Conventional wisdom has it that to “qualify” as a OCA, there should be high business cycle correlation (symmetry of shocks) among members and individual members should possess “economic shock absorbers” – flexible wages & prices, labor market flexibility, labor mobility and a federal fiscal authority that coordinates fiscal transfers.
Figure 1 depicts this set-up for the Eurozone countries. The correlation between member counties and eurozone RGDP is straightforward. The shock absorber index is constructed from a simple average of an index of protection (rigidity) in the labor market (EPS index constructed by the OECD) and the inflation rate (as proxy for downward price rigidity).

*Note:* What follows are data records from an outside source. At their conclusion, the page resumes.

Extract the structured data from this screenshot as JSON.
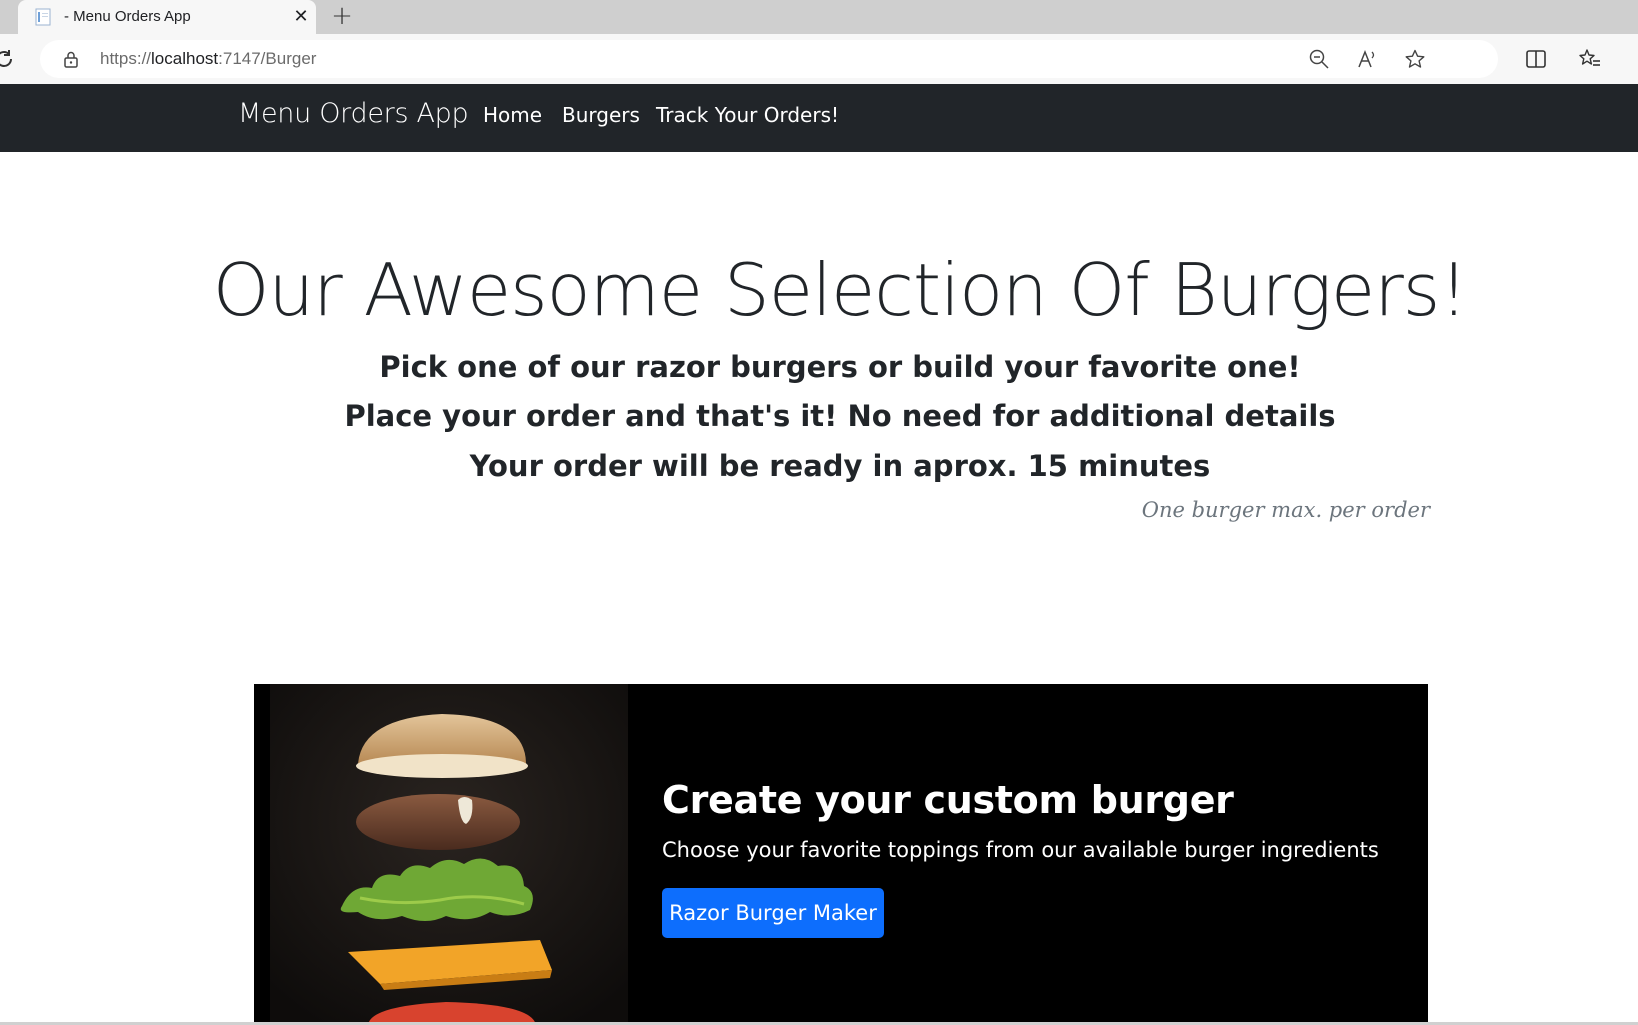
{
  "browser": {
    "tab_title": "- Menu Orders App",
    "url_scheme": "https://",
    "url_host": "localhost",
    "url_path": ":7147/Burger",
    "icons": [
      "reload-icon",
      "lock-icon",
      "zoom-out-icon",
      "read-aloud-icon",
      "favorite-star-icon",
      "split-screen-icon",
      "favorites-list-icon"
    ]
  },
  "navbar": {
    "brand": "Menu Orders App",
    "links": [
      "Home",
      "Burgers",
      "Track Your Orders!"
    ],
    "background": "#212529"
  },
  "hero": {
    "title": "Our Awesome Selection Of Burgers!",
    "lines": [
      "Pick one of our razor burgers or build your favorite one!",
      "Place your order and that's it! No need for additional details",
      "Your order will be ready in aprox. 15 minutes"
    ],
    "note": "One burger max. per order"
  },
  "card": {
    "title": "Create your custom burger",
    "text": "Choose your favorite toppings from our available burger ingredients",
    "button_label": "Razor Burger Maker",
    "button_color": "#0d6efd",
    "image": "burger-ingredients-image"
  }
}
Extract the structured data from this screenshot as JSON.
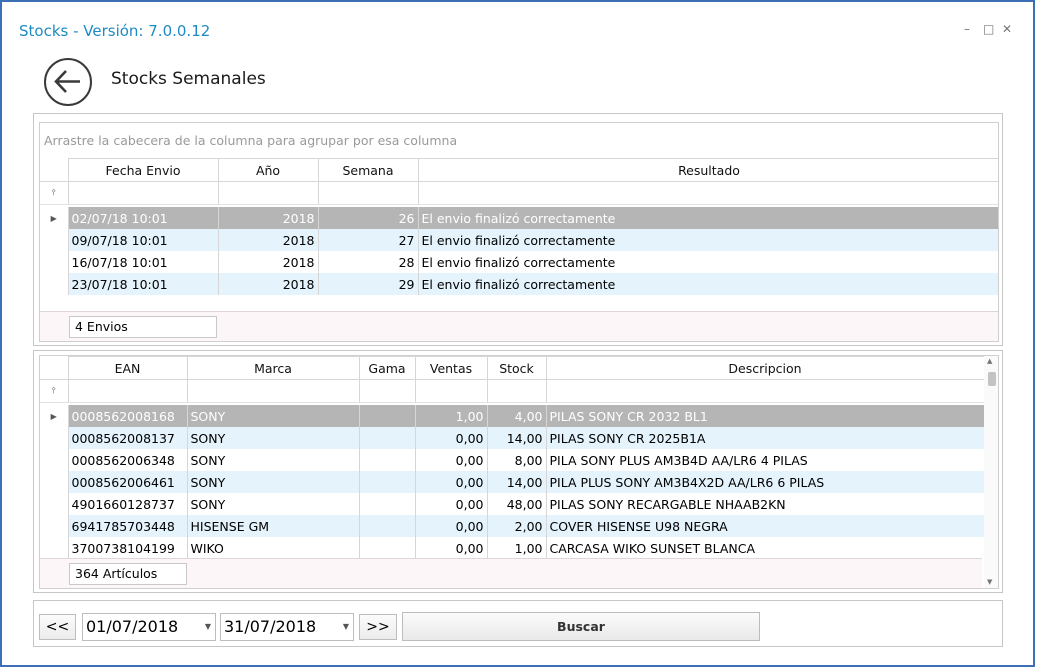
{
  "window": {
    "title": "Stocks - Versión: 7.0.0.12",
    "controls": {
      "minimize": "–",
      "maximize": "□",
      "close": "✕"
    }
  },
  "page": {
    "title": "Stocks Semanales",
    "back_icon": "arrow-left-circle-icon"
  },
  "envios": {
    "group_hint": "Arrastre la cabecera de la columna para agrupar por esa columna",
    "columns": [
      "Fecha Envio",
      "Año",
      "Semana",
      "Resultado"
    ],
    "rows": [
      {
        "fecha": "02/07/18 10:01",
        "anio": "2018",
        "semana": "26",
        "resultado": "El envio finalizó correctamente"
      },
      {
        "fecha": "09/07/18 10:01",
        "anio": "2018",
        "semana": "27",
        "resultado": "El envio finalizó correctamente"
      },
      {
        "fecha": "16/07/18 10:01",
        "anio": "2018",
        "semana": "28",
        "resultado": "El envio finalizó correctamente"
      },
      {
        "fecha": "23/07/18 10:01",
        "anio": "2018",
        "semana": "29",
        "resultado": "El envio finalizó correctamente"
      }
    ],
    "footer": "4 Envios"
  },
  "articulos": {
    "columns": [
      "EAN",
      "Marca",
      "Gama",
      "Ventas",
      "Stock",
      "Descripcion"
    ],
    "rows": [
      {
        "ean": "0008562008168",
        "marca": "SONY",
        "gama": "",
        "ventas": "1,00",
        "stock": "4,00",
        "desc": "PILAS SONY CR 2032 BL1"
      },
      {
        "ean": "0008562008137",
        "marca": "SONY",
        "gama": "",
        "ventas": "0,00",
        "stock": "14,00",
        "desc": "PILAS SONY CR 2025B1A"
      },
      {
        "ean": "0008562006348",
        "marca": "SONY",
        "gama": "",
        "ventas": "0,00",
        "stock": "8,00",
        "desc": "PILA SONY PLUS AM3B4D AA/LR6 4 PILAS"
      },
      {
        "ean": "0008562006461",
        "marca": "SONY",
        "gama": "",
        "ventas": "0,00",
        "stock": "14,00",
        "desc": "PILA PLUS SONY AM3B4X2D AA/LR6 6 PILAS"
      },
      {
        "ean": "4901660128737",
        "marca": "SONY",
        "gama": "",
        "ventas": "0,00",
        "stock": "48,00",
        "desc": "PILAS SONY RECARGABLE NHAAB2KN"
      },
      {
        "ean": "6941785703448",
        "marca": "HISENSE GM",
        "gama": "",
        "ventas": "0,00",
        "stock": "2,00",
        "desc": "COVER HISENSE U98 NEGRA"
      },
      {
        "ean": "3700738104199",
        "marca": "WIKO",
        "gama": "",
        "ventas": "0,00",
        "stock": "1,00",
        "desc": "CARCASA WIKO SUNSET BLANCA"
      }
    ],
    "footer": "364 Artículos"
  },
  "toolbar": {
    "prev_label": "<<",
    "next_label": ">>",
    "date_from": "01/07/2018",
    "date_to": "31/07/2018",
    "search_label": "Buscar"
  }
}
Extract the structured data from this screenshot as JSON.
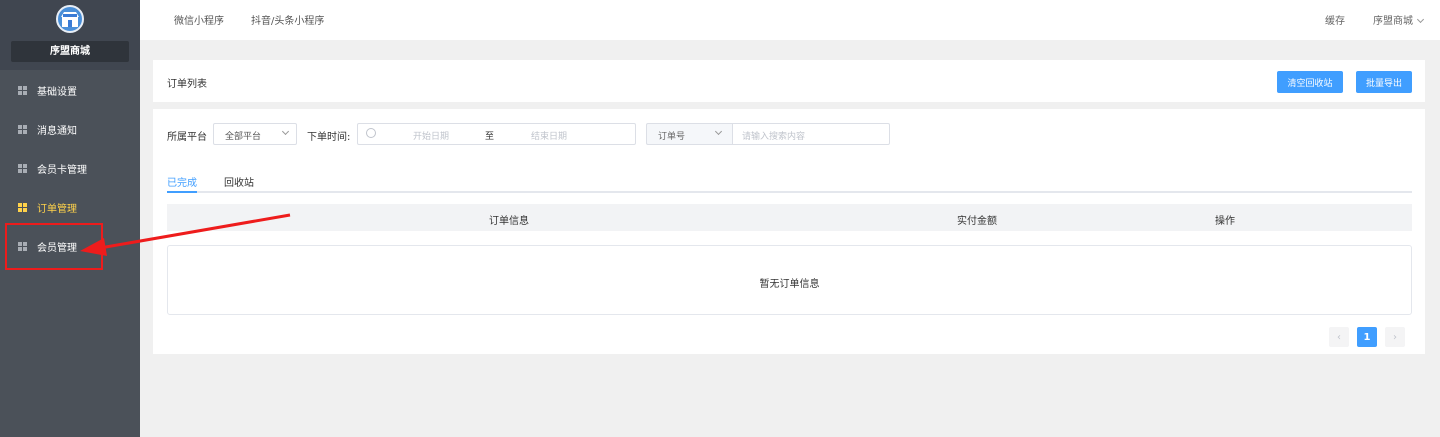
{
  "sidebar": {
    "shop_name": "序盟商城",
    "items": [
      {
        "label": "基础设置",
        "active": false
      },
      {
        "label": "消息通知",
        "active": false
      },
      {
        "label": "会员卡管理",
        "active": false
      },
      {
        "label": "订单管理",
        "active": true
      },
      {
        "label": "会员管理",
        "active": false
      }
    ]
  },
  "topbar": {
    "tabs": [
      "微信小程序",
      "抖音/头条小程序"
    ],
    "cache_label": "缓存",
    "user_label": "序盟商城"
  },
  "panel": {
    "title": "订单列表",
    "clear_button": "清空回收站",
    "export_button": "批量导出"
  },
  "filters": {
    "platform_label": "所属平台",
    "platform_value": "全部平台",
    "time_label": "下单时间:",
    "start_placeholder": "开始日期",
    "range_separator": "至",
    "end_placeholder": "结束日期",
    "search_type_value": "订单号",
    "search_placeholder": "请输入搜索内容"
  },
  "tabs": [
    {
      "label": "已完成",
      "active": true
    },
    {
      "label": "回收站",
      "active": false
    }
  ],
  "table": {
    "columns": [
      "订单信息",
      "实付金额",
      "操作"
    ],
    "empty_text": "暂无订单信息"
  },
  "pagination": {
    "prev": "‹",
    "current_page": "1",
    "next": "›"
  },
  "colors": {
    "accent": "#409eff",
    "sidebar_bg": "#4b5159",
    "active_menu": "#ffd24a",
    "annotation": "#ee1c1c"
  }
}
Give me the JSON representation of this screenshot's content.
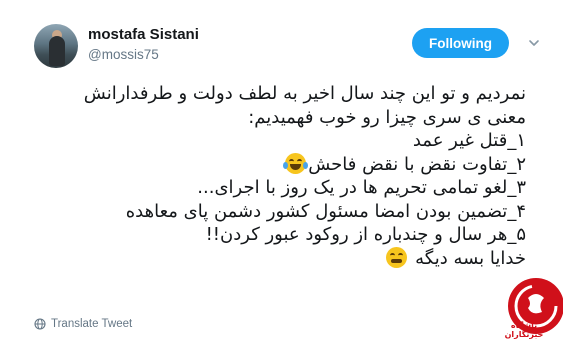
{
  "tweet": {
    "author": {
      "display_name": "mostafa Sistani",
      "handle": "@mossis75"
    },
    "follow_button_label": "Following",
    "body_lines": [
      "نمردیم و تو این چند سال اخیر به لطف  دولت و طرفدارانش",
      "معنی ی سری چیزا رو خوب فهمیدیم:",
      "۱_قتل غیر عمد",
      "۲_تفاوت نقض با نقض فاحش",
      "۳_لغو تمامی تحریم ها در یک روز با اجرای...",
      "۴_تضمین بودن امضا مسئول کشور دشمن پای معاهده",
      "۵_هر سال و  چندباره از روکود عبور کردن!!",
      "خدایا بسه دیگه"
    ],
    "emojis": [
      "face-with-tears-of-joy",
      "tired-face"
    ],
    "translate_label": "Translate Tweet"
  },
  "watermark": {
    "text": "باشگاه خبرنگاران",
    "colors": {
      "primary": "#d0101a",
      "ring": "#ffffff"
    }
  },
  "colors": {
    "accent": "#1da1f2",
    "text": "#14171a",
    "muted": "#657786"
  }
}
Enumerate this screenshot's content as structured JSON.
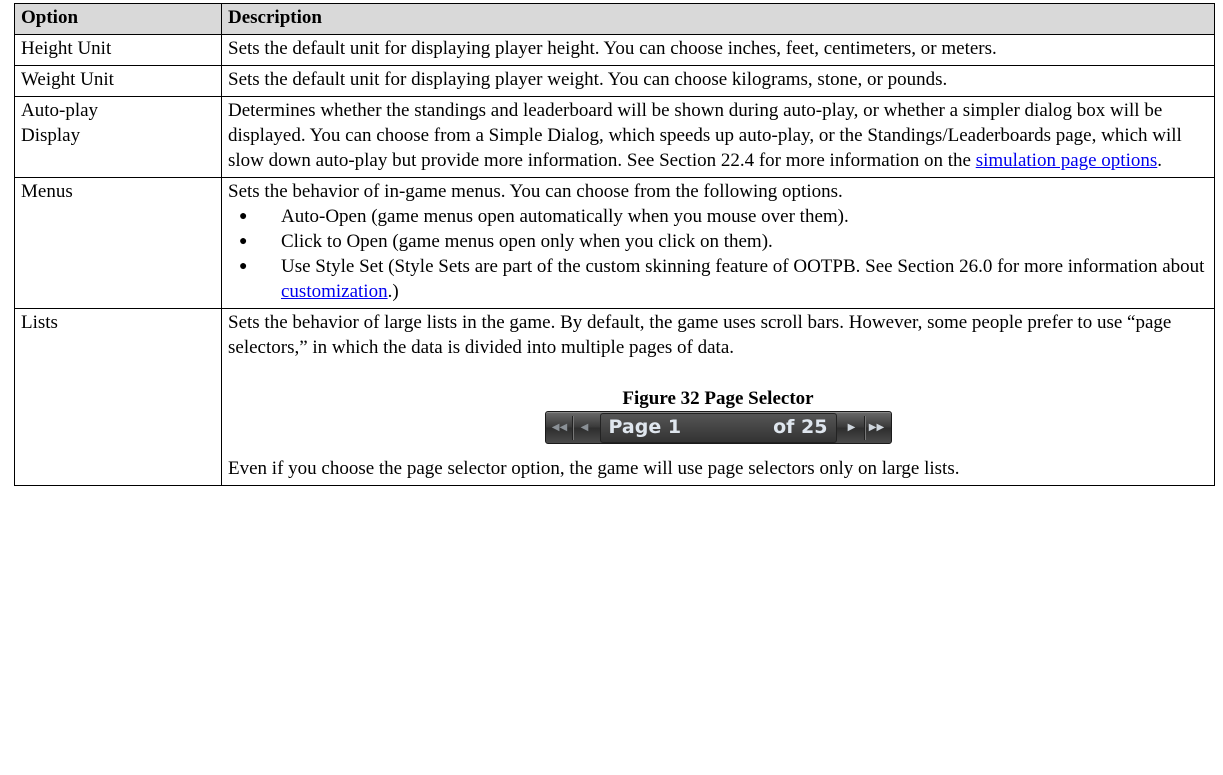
{
  "table": {
    "header": {
      "option": "Option",
      "description": "Description"
    },
    "rows": {
      "height_unit": {
        "option": "Height Unit",
        "text": "Sets the default unit for displaying player height. You can choose inches, feet, centimeters, or meters."
      },
      "weight_unit": {
        "option": "Weight Unit",
        "text": "Sets the default unit for displaying player weight. You can choose kilograms, stone, or pounds."
      },
      "autoplay": {
        "option_line1": "Auto-play",
        "option_line2": "Display",
        "text": "Determines whether the standings and leaderboard will be shown during auto-play, or whether a simpler dialog box will be displayed. You can choose from a Simple Dialog, which speeds up auto-play, or the Standings/Leaderboards page, which will slow down auto-play but provide more information. See Section 22.4 for more information on the ",
        "link": "simulation page options",
        "text_end": "."
      },
      "menus": {
        "option": "Menus",
        "intro": "Sets the behavior of in-game menus. You can choose from the following options.",
        "bullets": [
          {
            "text": "Auto-Open (game menus open automatically when you mouse over them)."
          },
          {
            "text": "Click to Open (game menus open only when you click on them)."
          },
          {
            "text": "Use Style Set (Style Sets are part of the custom skinning feature of OOTPB. See Section 26.0 for more information about ",
            "link": "customization",
            "text_end": ".)"
          }
        ]
      },
      "lists": {
        "option": "Lists",
        "text": "Sets the behavior of large lists in the game. By default, the game uses scroll bars. However, some people prefer to use “page selectors,” in which the data is divided into multiple pages of data.",
        "figure_caption": "Figure 32 Page Selector",
        "pager": {
          "page_label": "Page 1",
          "of_label": "of 25",
          "first_icon": "double-left-arrow-icon",
          "prev_icon": "left-arrow-icon",
          "next_icon": "right-arrow-icon",
          "last_icon": "double-right-arrow-icon"
        },
        "text2": "Even if you choose the page selector option, the game will use page selectors only on large lists."
      }
    }
  }
}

The outcome is what was expected. Portugal and Greece are well within the OCA frontier. Spain and Ireland are polar opposites. Spain has a high business cycle correlation and low shock absorbing capabilities while Ireland shows the opposite characteristics.
Figure 2 shows the business cycle correlation of 8 US regions. Even though, as mentioned by DB above, there are differences in the shock absorbers of different states (maybe not so much when they are aggregated in regions), an index that quantifies these differences is not available. Nevertheless it is noticeable that the range of the variation in business cycle correlation is about the same among Eurozone countries and US regions.
Mark chose to compare the difference relative to trend among states. To keep the analysis consistent, I compare the business cycle correlation of individual states. This is depicted in figure 3, which classifies correlations as high (H,>0.8), medium (M, 0.50 – 0.79), low (L, 0 – 0.49) and negative (N). Here the differences are enormous, with five states showing negative BC correlations and another four registering low correlation!
Michigan (corr=0.85) and Texas (corr=0.69) are singled out in the picture. So, if as in DB´s example, Michigan and Texas make him wonder if the US is an OCA, what is implied by the differential between states above the 0.8 line and those below the 0.50 cut-off point? If the OCA “conditions” were in fact “necessary conditions”, the US should have “blown-up” as a Union a long time ago!
But we know it hasn´t. So why not? Maybe shared language, custom and culture in addition to a central government are more important than some economic indicator conditions. Those are exactly the conditions that the Eurozone countries do not possess.
Figure 4 shows another aspect that might be relevant for “binding the Union” together. The 6 largest states have about 42% of income (RGDP) and 41% of the population while the 6 smaller states have about 1.3% of income and 1.1% of the population. Pretty equitable, no?